Welcoming the visitors, Polish President Bronislaw Komorowski said the Germans had made Poland a “cemetery for Jews”.

Auschwitz survivor Halina Birenbaum, born in 1929, told the assembly that her greatest duty was to “tell others how much people [in the camps] had wanted to live”.

“I lived my mother’s dream to see the oppressor defeated,” she said, condemning Holocaust denial and warning that anti-Semitism remained a threat.

Earlier, wreaths were laid at the site as ceremonies took place in other parts of Europe and at Israel’s Holocaust museum, Yad Vashem.

Paula Lebovics, an 81-year-old survivor from Encino, California, told the AP News agency that she remembered how as a small, hungry girl of 11 she was lifted up by a Russian soldier who rocked her tenderly in his arms, tears coming to his eyes.

She did not know who that soldier was but she still felt enormous gratitude to him and the other Soviet soldiers, Ms Lebovics said, adding: “They were our liberators.”

Renee Salt, 85, from north London, visited the camp for the first time 10 years ago and “buried the ghosts”, she told the BBC, and has been going back ever since.

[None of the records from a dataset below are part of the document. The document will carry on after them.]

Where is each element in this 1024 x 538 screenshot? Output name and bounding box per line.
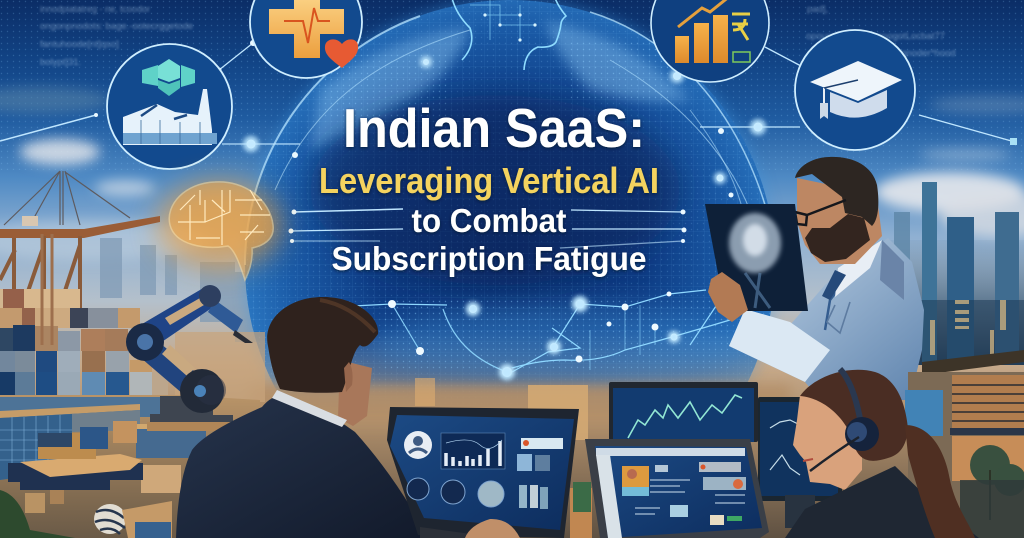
port yard ground xyxy=(0,395,260,538)
port wall with blue glass xyxy=(0,397,170,480)
lower link xyxy=(134,335,205,400)
hexagon cubes xyxy=(142,59,195,96)
hair xyxy=(800,370,908,461)
code text top left: innodpiatatreg - ne, tcoodor xyxy=(40,4,150,14)
jacket xyxy=(785,466,979,538)
right skyline xyxy=(880,182,1024,365)
gauge dials xyxy=(407,478,504,507)
front left laptop xyxy=(387,407,579,538)
medical cross xyxy=(269,0,344,58)
code text top left: fantuhoode[nt]qso] xyxy=(40,39,119,50)
title backdrop glow xyxy=(310,95,680,285)
background data grid xyxy=(0,0,1024,170)
small tree xyxy=(970,445,1010,485)
jacket xyxy=(176,396,428,538)
upper link xyxy=(137,287,216,350)
front right laptop xyxy=(585,439,769,538)
code text top right: opoussflocfallon.opogotLocbat77 xyxy=(806,31,945,42)
title line 1: Indian SaaS: xyxy=(343,97,645,159)
title line 4: Subscription Fatigue xyxy=(332,240,646,277)
dashboard bar chart xyxy=(441,433,505,469)
headset band xyxy=(840,369,862,430)
beard xyxy=(805,214,870,262)
hair xyxy=(795,157,878,226)
icon circle: logistics factory xyxy=(107,44,232,169)
businessman from behind xyxy=(176,297,428,538)
node glows xyxy=(243,56,766,184)
chart dots grid xyxy=(380,300,730,370)
ear xyxy=(344,362,353,392)
lab coat xyxy=(729,238,924,400)
x-ray sheet xyxy=(705,204,808,311)
tassel xyxy=(823,88,825,105)
ui panels xyxy=(635,462,746,525)
stock line xyxy=(628,395,742,438)
trend arrow xyxy=(678,0,730,27)
clouds right xyxy=(875,96,1024,237)
alert banner xyxy=(521,438,563,449)
title line 2: Leveraging Vertical AI xyxy=(319,160,659,201)
distant city left xyxy=(100,238,265,342)
code text top right: ::opoqnoder*hood xyxy=(880,48,956,59)
thumbnail card xyxy=(622,466,649,496)
data viz chart lines lower globe xyxy=(353,285,730,372)
ear cup xyxy=(845,417,879,451)
forearm xyxy=(208,300,243,333)
code text top left xyxy=(40,4,193,68)
warm city band behind desks xyxy=(175,332,790,440)
icon: AI head outline xyxy=(452,0,566,70)
clouds left xyxy=(0,87,210,260)
right window panel xyxy=(905,390,943,436)
ponytail xyxy=(905,425,975,538)
title xyxy=(319,97,659,277)
icon circle: finance chart xyxy=(651,0,769,82)
face xyxy=(797,178,882,264)
rupee symbol xyxy=(732,14,750,40)
profile avatar xyxy=(404,431,432,459)
code text top left: ongonpnodots: bage.-ootecrggetode xyxy=(40,21,193,32)
hand xyxy=(708,272,748,322)
rising bars xyxy=(675,15,728,63)
icon circle: healthcare xyxy=(250,0,362,78)
mic boom xyxy=(810,437,859,471)
pulse line xyxy=(284,8,330,43)
small green counter xyxy=(733,52,750,62)
foliage xyxy=(0,490,75,538)
cap board xyxy=(810,61,902,101)
port truck vehicle xyxy=(8,427,143,513)
factory xyxy=(123,89,217,145)
connector nodes xyxy=(94,40,1017,243)
right chart monitor xyxy=(758,397,842,528)
rooftop and louvers right xyxy=(905,350,1024,538)
code text top right xyxy=(806,4,956,59)
cap base xyxy=(830,90,887,118)
gripper xyxy=(233,330,253,343)
chart glowing nodes xyxy=(388,292,678,377)
container crane xyxy=(0,171,160,325)
heart xyxy=(325,39,358,68)
shirt and tie xyxy=(835,240,882,297)
icon circle: education xyxy=(795,30,915,150)
continent highlights on globe xyxy=(310,22,690,150)
globe xyxy=(238,0,780,396)
laptop keyboard xyxy=(420,527,500,538)
small data panels xyxy=(517,454,550,509)
code text top right: pad], xyxy=(807,4,828,15)
network connector lines xyxy=(0,43,1015,248)
striped drum and crate xyxy=(94,501,172,538)
hand on keyboard xyxy=(465,519,520,538)
joints xyxy=(126,323,164,361)
desk area xyxy=(570,488,592,538)
neck and ear xyxy=(338,360,372,426)
face and neck xyxy=(793,385,862,490)
stethoscope xyxy=(827,302,850,333)
back trading monitor xyxy=(609,382,758,442)
lips xyxy=(803,459,813,461)
hair xyxy=(267,297,378,393)
shipping containers xyxy=(0,234,168,395)
arm base xyxy=(150,396,233,422)
title line 3: to Combat xyxy=(412,202,567,239)
robot arm xyxy=(126,285,253,431)
woman with headset xyxy=(785,369,979,538)
lower globe brighter band xyxy=(370,305,750,385)
glowing brain xyxy=(158,181,282,280)
glasses xyxy=(795,200,846,225)
stacked warehouse blocks xyxy=(113,421,206,493)
shirt collar xyxy=(272,390,347,427)
code text top left: bolypt]31. xyxy=(40,57,81,68)
doctor figure xyxy=(705,157,924,400)
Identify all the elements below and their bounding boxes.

“I’ll do it for as long as I can. Why? There are still a lot of Holocaust-deniers the world over and if we don’t speak out, the world won’t know what happened.”

In the Czech capital Prague, speakers of parliament from across the EU gathered with the European Jewish Congress to issue a declaration condemning anti-Semitism and hate crimes.

The Prague Declaration urges “zero tolerance” and advocates fighting hates crimes through education, legislation and law enforcement.